En los primeros meses de 1899 aparecieron en Guayaquil lo que los vecinos llamarían, de manera despectiva “los primeros travestis”. En el periódico Novedades, en 1910, hay una primera referencia sobre ellos: “En estatuaria femenil, los viernes y martes salen a mostrar ciertas formas corporales, propias de una deformidad antropoforme, unos muchachos que escandalizaron a señoras y señores camino al mercado”.

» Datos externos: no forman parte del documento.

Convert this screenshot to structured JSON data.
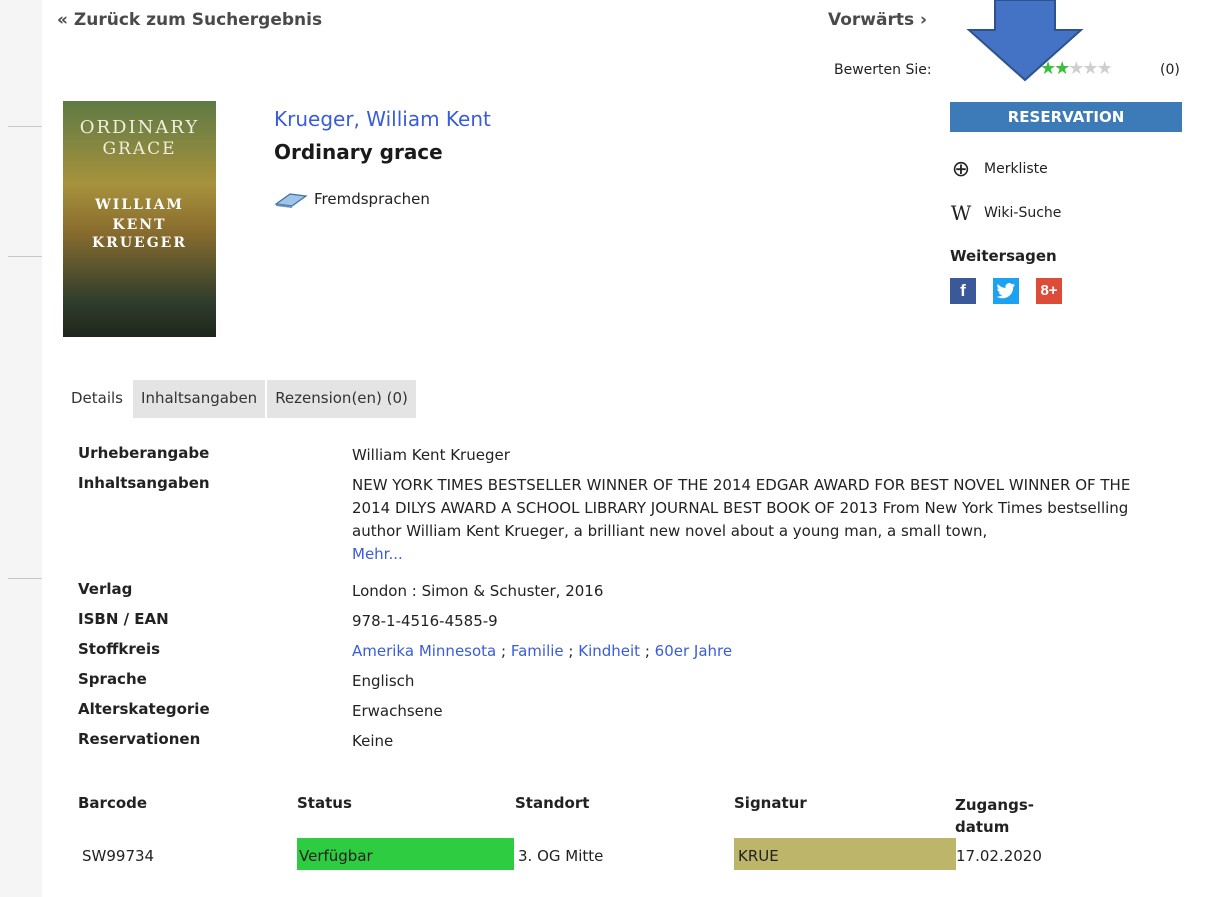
{
  "nav": {
    "back_label": "« Zurück zum Suchergebnis",
    "forward_label": "Vorwärts ›"
  },
  "rating": {
    "label": "Bewerten Sie:",
    "stars_filled": 2,
    "stars_total": 5,
    "count": "(0)"
  },
  "book": {
    "author": "Krueger, William Kent",
    "title": "Ordinary grace",
    "genre": "Fremdsprachen",
    "cover": {
      "title_line1": "ORDINARY",
      "title_line2": "GRACE",
      "author_line1": "WILLIAM",
      "author_line2": "KENT",
      "author_line3": "KRUEGER"
    }
  },
  "actions": {
    "reserve_label": "RESERVATION",
    "merkliste_label": "Merkliste",
    "wiki_label": "Wiki-Suche",
    "share_heading": "Weitersagen"
  },
  "social": {
    "facebook": "f",
    "google": "8+"
  },
  "colors": {
    "accent": "#3d7ab8",
    "link": "#3a5cdb",
    "available": "#2ecc40",
    "signatur": "#bdb56a"
  },
  "tabs": [
    {
      "label": "Details"
    },
    {
      "label": "Inhaltsangaben"
    },
    {
      "label": "Rezension(en) (0)"
    }
  ],
  "details": {
    "urheber_label": "Urheberangabe",
    "urheber_value": "William Kent Krueger",
    "inhalt_label": "Inhaltsangaben",
    "inhalt_value": "NEW YORK TIMES BESTSELLER WINNER OF THE 2014 EDGAR AWARD FOR BEST NOVEL WINNER OF THE 2014 DILYS AWARD A SCHOOL LIBRARY JOURNAL BEST BOOK OF 2013 From New York Times bestselling author William Kent Krueger, a brilliant new novel about a young man, a small town,",
    "mehr_label": "Mehr...",
    "verlag_label": "Verlag",
    "verlag_value": "London : Simon & Schuster, 2016",
    "isbn_label": "ISBN / EAN",
    "isbn_value": "978-1-4516-4585-9",
    "stoffkreis_label": "Stoffkreis",
    "stoffkreis_values": [
      "Amerika Minnesota",
      "Familie",
      "Kindheit",
      "60er Jahre"
    ],
    "sprache_label": "Sprache",
    "sprache_value": "Englisch",
    "alter_label": "Alterskategorie",
    "alter_value": "Erwachsene",
    "reserv_label": "Reservationen",
    "reserv_value": "Keine"
  },
  "holdings": {
    "headers": {
      "barcode": "Barcode",
      "status": "Status",
      "standort": "Standort",
      "signatur": "Signatur",
      "zugang_line1": "Zugangs-",
      "zugang_line2": "datum"
    },
    "row": {
      "barcode": "SW99734",
      "status": "Verfügbar",
      "standort": "3. OG Mitte",
      "signatur": "KRUE",
      "zugang": "17.02.2020"
    }
  }
}
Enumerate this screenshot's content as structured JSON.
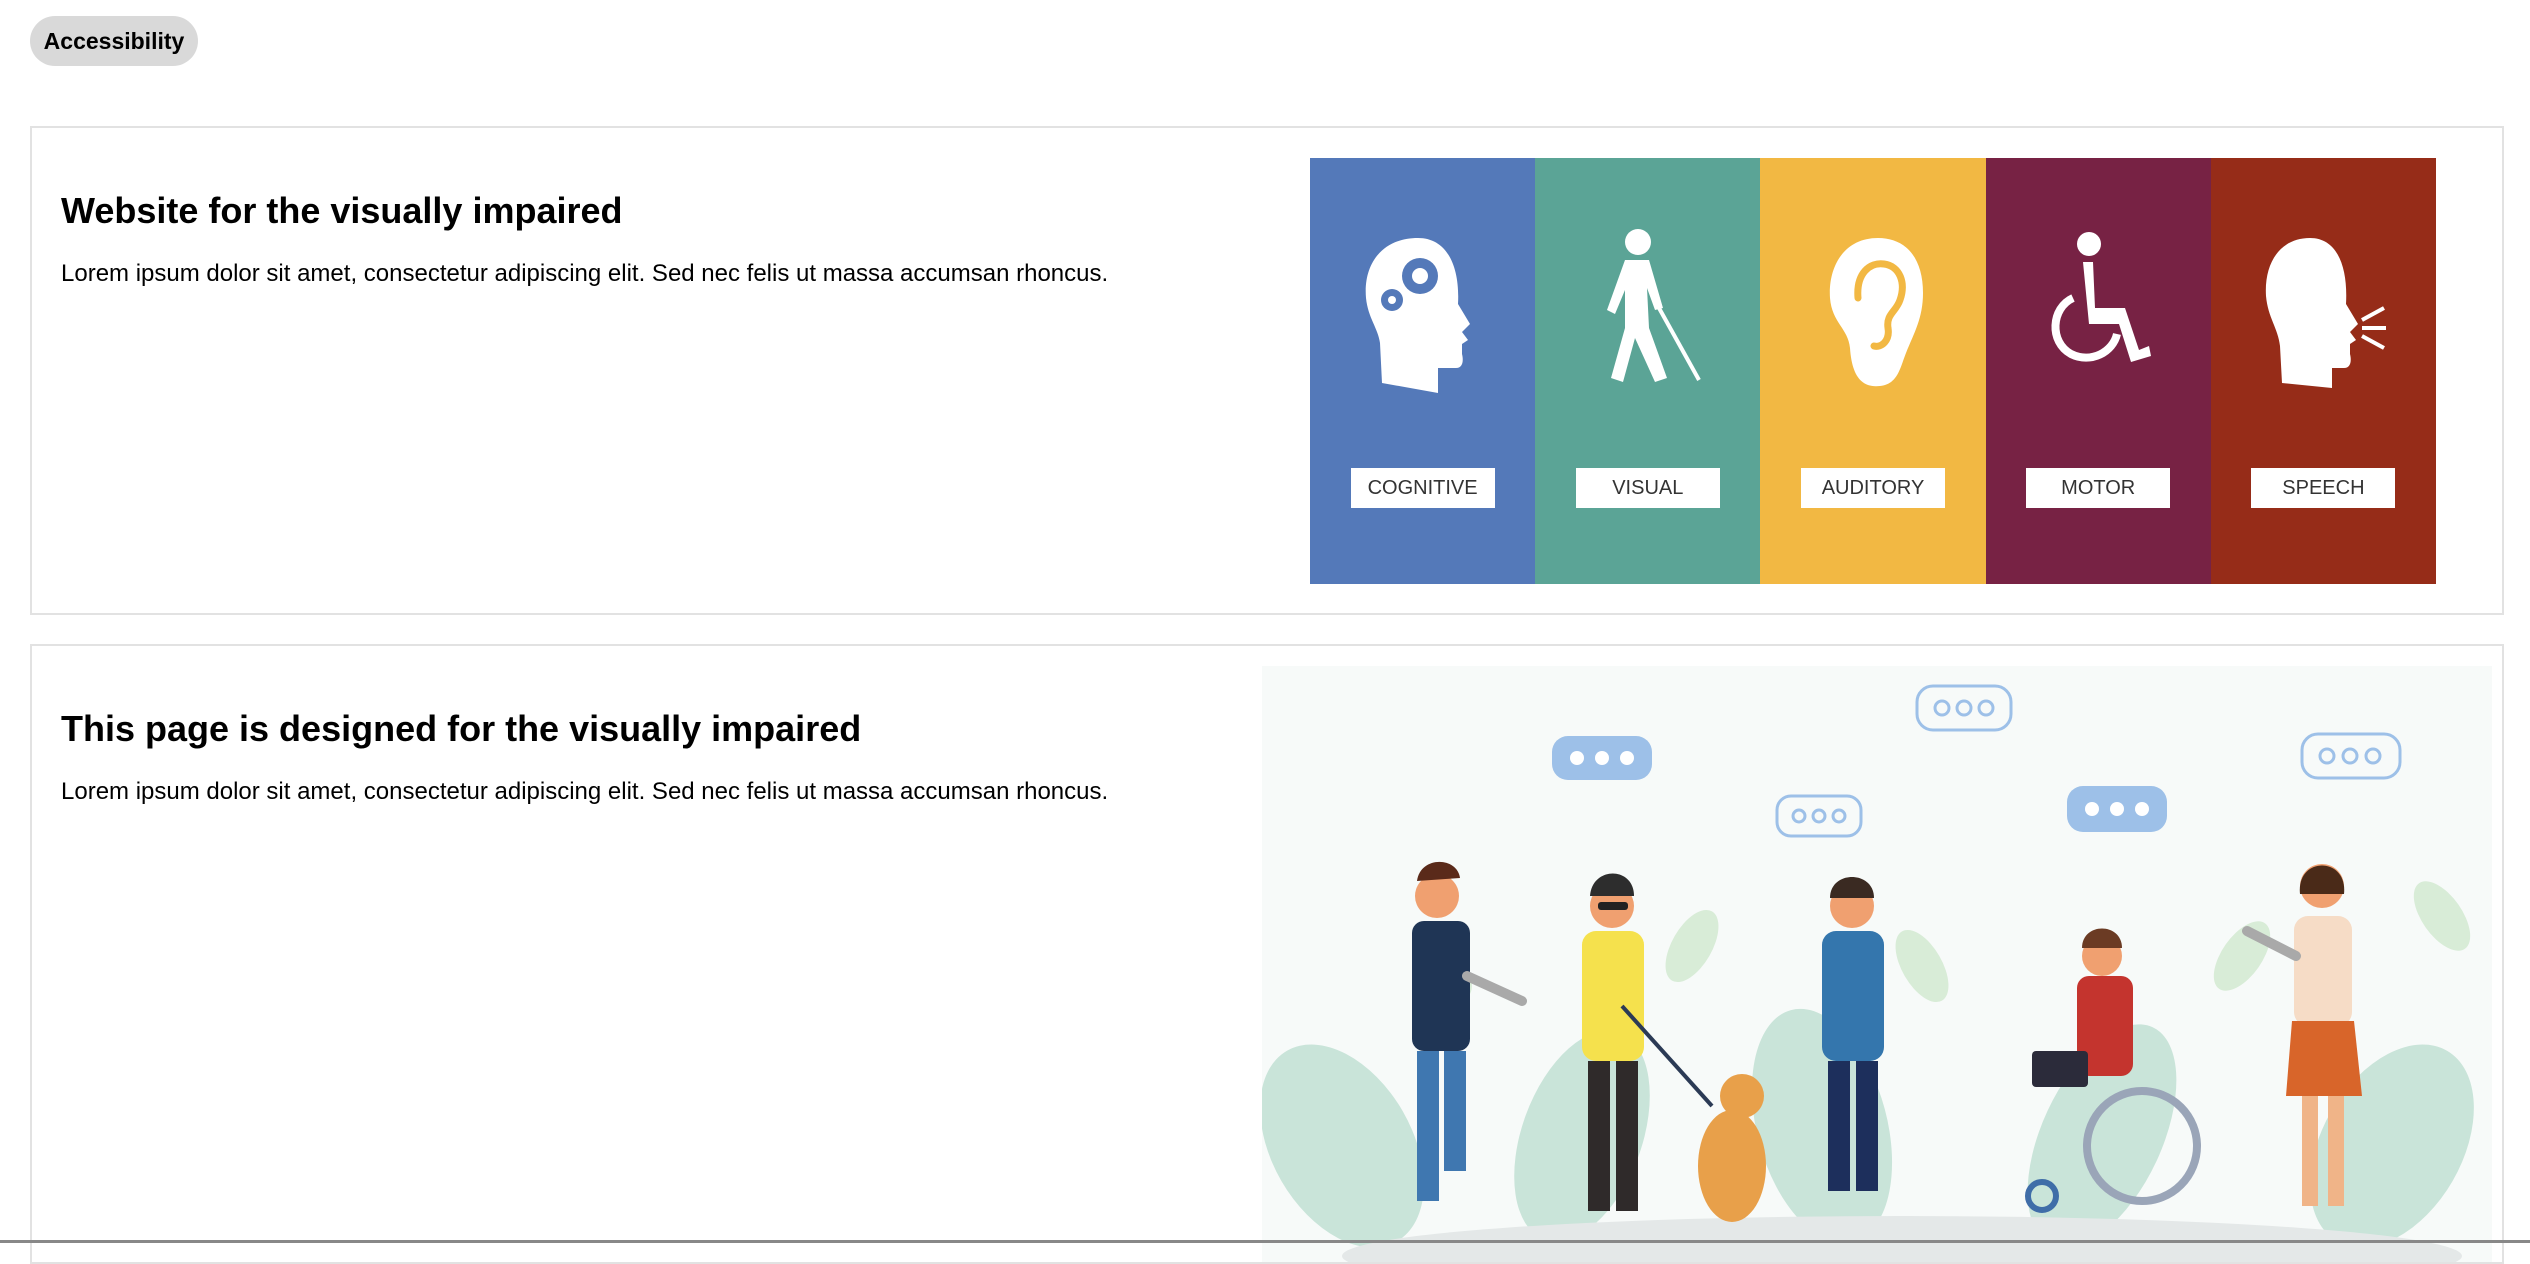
{
  "header": {
    "accessibility_button": "Accessibility"
  },
  "section1": {
    "title": "Website for the visually impaired",
    "body": "Lorem ipsum dolor sit amet, consectetur adipiscing elit. Sed nec felis ut massa accumsan rhoncus.",
    "categories": [
      {
        "label": "COGNITIVE",
        "color": "#5479b9",
        "icon": "head-gears-icon"
      },
      {
        "label": "VISUAL",
        "color": "#5ba496",
        "icon": "person-with-cane-icon"
      },
      {
        "label": "AUDITORY",
        "color": "#f2b843",
        "icon": "ear-icon"
      },
      {
        "label": "MOTOR",
        "color": "#772244",
        "icon": "wheelchair-icon"
      },
      {
        "label": "SPEECH",
        "color": "#962c18",
        "icon": "speaking-head-icon"
      }
    ]
  },
  "section2": {
    "title": "This page is designed for the visually impaired",
    "body": "Lorem ipsum dolor sit amet, consectetur adipiscing elit. Sed nec felis ut massa accumsan rhoncus."
  }
}
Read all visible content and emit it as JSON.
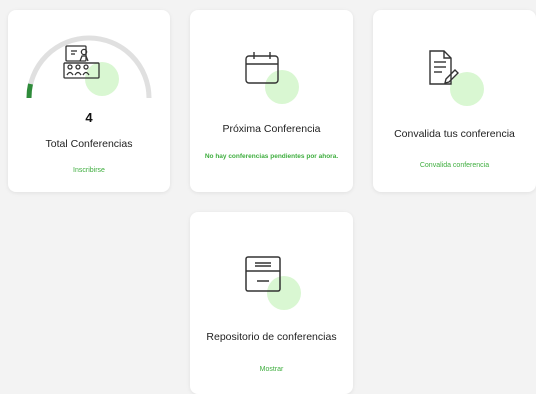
{
  "cards": {
    "total": {
      "count": "4",
      "title": "Total Conferencias",
      "link": "Inscribirse",
      "icon": "presentation-icon"
    },
    "proxima": {
      "title": "Próxima Conferencia",
      "message": "No hay conferencias pendientes por ahora.",
      "icon": "calendar-icon"
    },
    "convalida": {
      "title": "Convalida tus conferencia",
      "link": "Convalida conferencia",
      "icon": "document-edit-icon"
    },
    "repositorio": {
      "title": "Repositorio de conferencias",
      "link": "Mostrar",
      "icon": "archive-icon"
    }
  },
  "colors": {
    "accent": "#3fae3f",
    "gauge_fill": "#2e8b3a",
    "gauge_track": "#e0e0e0",
    "icon_blob": "#d9f7d2"
  }
}
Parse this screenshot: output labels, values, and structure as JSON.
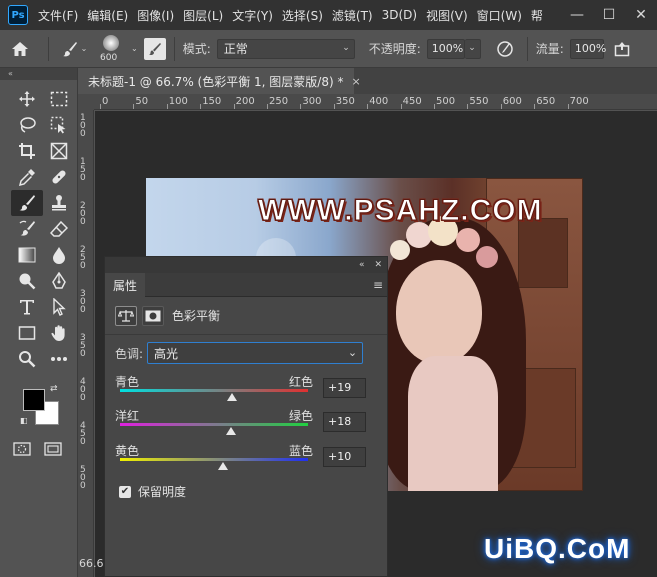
{
  "app": {
    "logo_text": "Ps",
    "menu": [
      "文件(F)",
      "编辑(E)",
      "图像(I)",
      "图层(L)",
      "文字(Y)",
      "选择(S)",
      "滤镜(T)",
      "3D(D)",
      "视图(V)",
      "窗口(W)",
      "帮"
    ],
    "window_controls": [
      "—",
      "☐",
      "✕"
    ]
  },
  "options_bar": {
    "brush_size": "600",
    "mode_label": "模式:",
    "mode_value": "正常",
    "opacity_label": "不透明度:",
    "opacity_value": "100%",
    "flow_label": "流量:",
    "flow_value": "100%"
  },
  "toolbar": {
    "collapse_label": "«",
    "foreground_color": "#000000",
    "background_color": "#ffffff"
  },
  "document": {
    "tab_title": "未标题-1 @ 66.7% (色彩平衡 1, 图层蒙版/8) *",
    "tab_close": "×",
    "zoom_readout": "66.6",
    "ruler_h": [
      "0",
      "50",
      "100",
      "150",
      "200",
      "250",
      "300",
      "350",
      "400",
      "450",
      "500",
      "550",
      "600",
      "650",
      "700"
    ],
    "ruler_v": [
      "1 0 0",
      "1 5 0",
      "2 0 0",
      "2 5 0",
      "3 0 0",
      "3 5 0",
      "4 0 0",
      "4 5 0",
      "5 0 0"
    ],
    "image_text": "WWW.PSAHZ.COM"
  },
  "properties_panel": {
    "topbar_collapse": "«",
    "topbar_close": "✕",
    "tab_label": "属性",
    "menu_icon": "≡",
    "header_title": "色彩平衡",
    "tone_label": "色调:",
    "tone_value": "高光",
    "sliders": [
      {
        "left_label": "青色",
        "right_label": "红色",
        "value": "+19",
        "numeric": 19
      },
      {
        "left_label": "洋红",
        "right_label": "绿色",
        "value": "+18",
        "numeric": 18
      },
      {
        "left_label": "黄色",
        "right_label": "蓝色",
        "value": "+10",
        "numeric": 10
      }
    ],
    "preserve_label": "保留明度",
    "preserve_checked": true
  },
  "overlay": {
    "site_logo": "UiBQ.CoM"
  }
}
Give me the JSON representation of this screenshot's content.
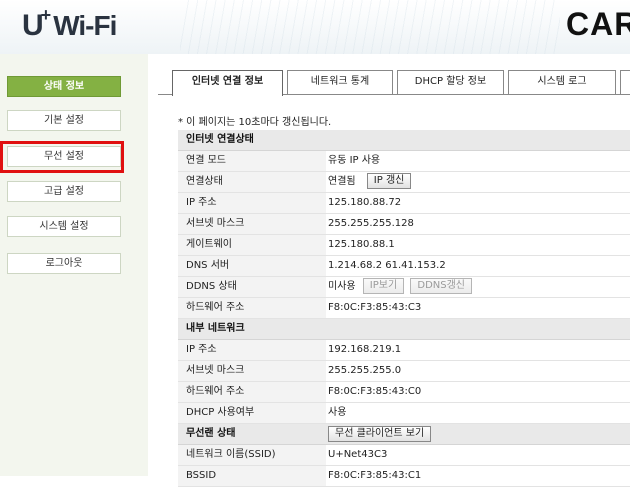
{
  "header": {
    "logo_u": "U",
    "logo_plus": "+",
    "logo_wifi": "Wi-Fi",
    "right_text": "CAR"
  },
  "sidebar": {
    "items": [
      {
        "label": "상태 정보",
        "active": true
      },
      {
        "label": "기본 설정"
      },
      {
        "label": "무선 설정",
        "highlighted": true
      },
      {
        "label": "고급 설정"
      },
      {
        "label": "시스템 설정"
      },
      {
        "label": "로그아웃"
      }
    ]
  },
  "tabs": [
    {
      "label": "인터넷 연결 정보",
      "active": true
    },
    {
      "label": "네트워크 통계"
    },
    {
      "label": "DHCP 할당 정보"
    },
    {
      "label": "시스템 로그"
    }
  ],
  "notice": "* 이 페이지는 10초마다 갱신됩니다.",
  "internet": {
    "title": "인터넷 연결상태",
    "rows": [
      {
        "label": "연결 모드",
        "value": "유동 IP 사용"
      },
      {
        "label": "연결상태",
        "value": "연결됨"
      },
      {
        "label": "IP 주소",
        "value": "125.180.88.72"
      },
      {
        "label": "서브넷 마스크",
        "value": "255.255.255.128"
      },
      {
        "label": "게이트웨이",
        "value": "125.180.88.1"
      },
      {
        "label": "DNS 서버",
        "value": "1.214.68.2 61.41.153.2"
      },
      {
        "label": "DDNS 상태",
        "value": "미사용"
      },
      {
        "label": "하드웨어 주소",
        "value": "F8:0C:F3:85:43:C3"
      }
    ],
    "ip_renew_button": "IP 갱신",
    "ip_view_button": "IP보기",
    "ddns_renew_button": "DDNS갱신"
  },
  "internal": {
    "title": "내부 네트워크",
    "rows": [
      {
        "label": "IP 주소",
        "value": "192.168.219.1"
      },
      {
        "label": "서브넷 마스크",
        "value": "255.255.255.0"
      },
      {
        "label": "하드웨어 주소",
        "value": "F8:0C:F3:85:43:C0"
      },
      {
        "label": "DHCP 사용여부",
        "value": "사용"
      }
    ]
  },
  "wireless": {
    "title": "무선랜 상태",
    "client_button": "무선 클라이언트 보기",
    "rows": [
      {
        "label": "네트워크 이름(SSID)",
        "value": "U+Net43C3"
      },
      {
        "label": "BSSID",
        "value": "F8:0C:F3:85:43:C1"
      }
    ]
  },
  "colors": {
    "active_green": "#84b143",
    "highlight_red": "#e01010"
  }
}
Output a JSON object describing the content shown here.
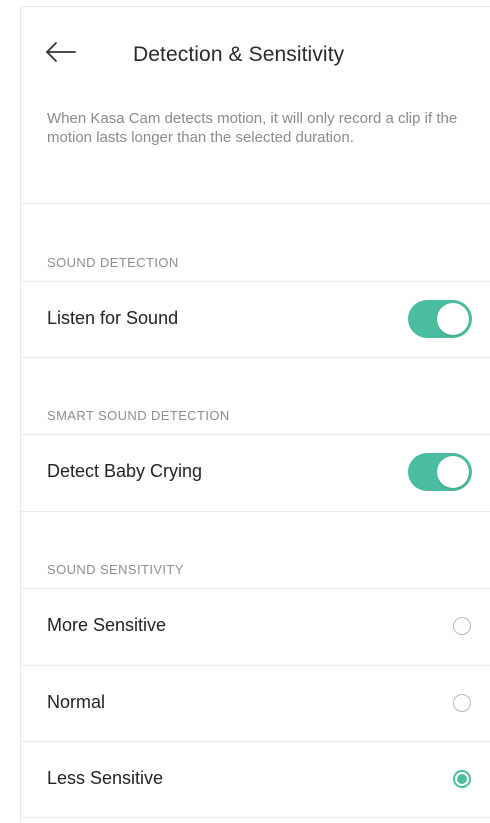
{
  "header": {
    "back_icon": "arrow-left-icon",
    "title": "Detection & Sensitivity"
  },
  "intro": "When Kasa Cam detects motion, it will only record a clip if the motion lasts longer than the selected duration.",
  "sound_detection": {
    "section_label": "SOUND DETECTION",
    "listen_label": "Listen for Sound",
    "listen_enabled": true
  },
  "smart_sound": {
    "section_label": "SMART SOUND DETECTION",
    "baby_label": "Detect Baby Crying",
    "baby_enabled": true
  },
  "sensitivity": {
    "section_label": "SOUND SENSITIVITY",
    "options": [
      {
        "label": "More Sensitive",
        "selected": false
      },
      {
        "label": "Normal",
        "selected": false
      },
      {
        "label": "Less Sensitive",
        "selected": true
      }
    ]
  },
  "colors": {
    "accent": "#4bbd9f",
    "muted_text": "#8a8a8a",
    "separator": "#ececec"
  }
}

Con los mal llamados travestis aparecerían las primeras prostitutas. Siempre existió en las administraciones municipales la hipocresía de ocultar lo que ellos consideran feo, contranatura, depravado. Por más que intentaran llevarse de sus calles a las mujeres que se paraban en las esquinas, siempre aparecían ahí para escándalo de las mujeres casadas según lo ordenaba el sacramento y de los hombres que se tapaban la cara con sus manos abriendo con sigilo sus dedos. Ninguna campaña policial o eclesiástica sirvió para algo. En Guayaquil eran tan comunes las prostitutas en la calle como las peleas a cuchillo entre sus visitantes, los borrachos cantando canciones viejas o la propia mierda.


Según el libro Moscas de todos los colores, historia del barrio Guayaquil de Medellín 1894-1934, hubo alcaldes que quisieron prohibir la prostitución a punta de ley. Uno de ellos fue Alfonso Ballesteros quien firmó un decreto contra las pianolas “sitios de diversiones nocturnas, de libaciones eternas y caricias vulgares. De verificarse nuevos escándalos en estos establecimientos, ordenó un arresto de cinco días para las mujeres públicas de esos lugares”. El vicio, tal y como lo escribió Mejía Vallejo, rezumaba en las calles de Guayaquil: “La calle, las luces, las cantinas, los traganíqueles... El vicio va agarrando, y lo pior, uno se envicia al vicio, le hace falta seguir arrastrao”.


Las leyes eran celosas con las prostitutas. Afortunadamente sólo eran letra muerta. La ley no les permitía a estas mujeres poseer casas cercas a templos, colegios o plazas de mercado. A pesar de estos cuidados Medellín, hace cien años, vivió una verdadera plaga de sífilis y gonorrea. Los esposos, que con devoción comulgaban en la misa del domingo, transmitían las enfermedades a sus fieles esposas. Hubo una campaña a comienzos de la década del veinte para obligar a las prostitutas a hacerse exámenes en profilácticos. Ninguna fue por voluntad propia, tuvo que intervenir la policía y ellas supieron defenderse de ese ultraje a punta de dentelladas y arañazos.


La sociedad, sabiendo que había perdido su pelea contra las buenas costumbres, exigió, al menos, que la prostitución se reglamentara y que no saliera del barrio Guayaquil, al amparo de sus casas amplias convertidas en conventillos. Desde principios del siglo XX se pedía que las prostitutas se alejaran de los barrios donde vivían los ciudadanos de bien. El 7 de octubre de 1898, en el periódico Las Novedades, salió esta súplica: “Allá donde el rumor de las aguas y los vendavales de las vecinas selvas impidan escuchar a las personas honradas el ruido siniestro causado por el aleteo y los picotazos de los buitres de la orgía sobre el cadáver de la moral cristiana”.


Ya en los años treinta Guayaquil era conocido como el barrio de la prostitución. Allá iba el papá con su hijo, esperando iniciarlo en el tortuoso camino del machismo, los soldados sedientos de caricias y los maridos cansados de tanto rosario. Guayaquil fue el gueto donde vivieron ya entrados los años sesenta, cuando el oficio se dispersó por toda la ciudad. En los años ochenta del siglo XX planeación municipal ordenó derrumbar buena parte del barrio que hoy es conocido en la ciudad como El Hueco.


La prostitución ha llegado a sitios antiguamente encopetados como el parque Lleras y Medellín, muy a pesar de la falsa moral de sus alcaldes, se ha convertido en el foco del turismo más aberrante de todos: el sexual, el que pervierte a niños y niñas para complacer a gringos obesos y viejos. Medellín se está transformando en su peor pesadilla.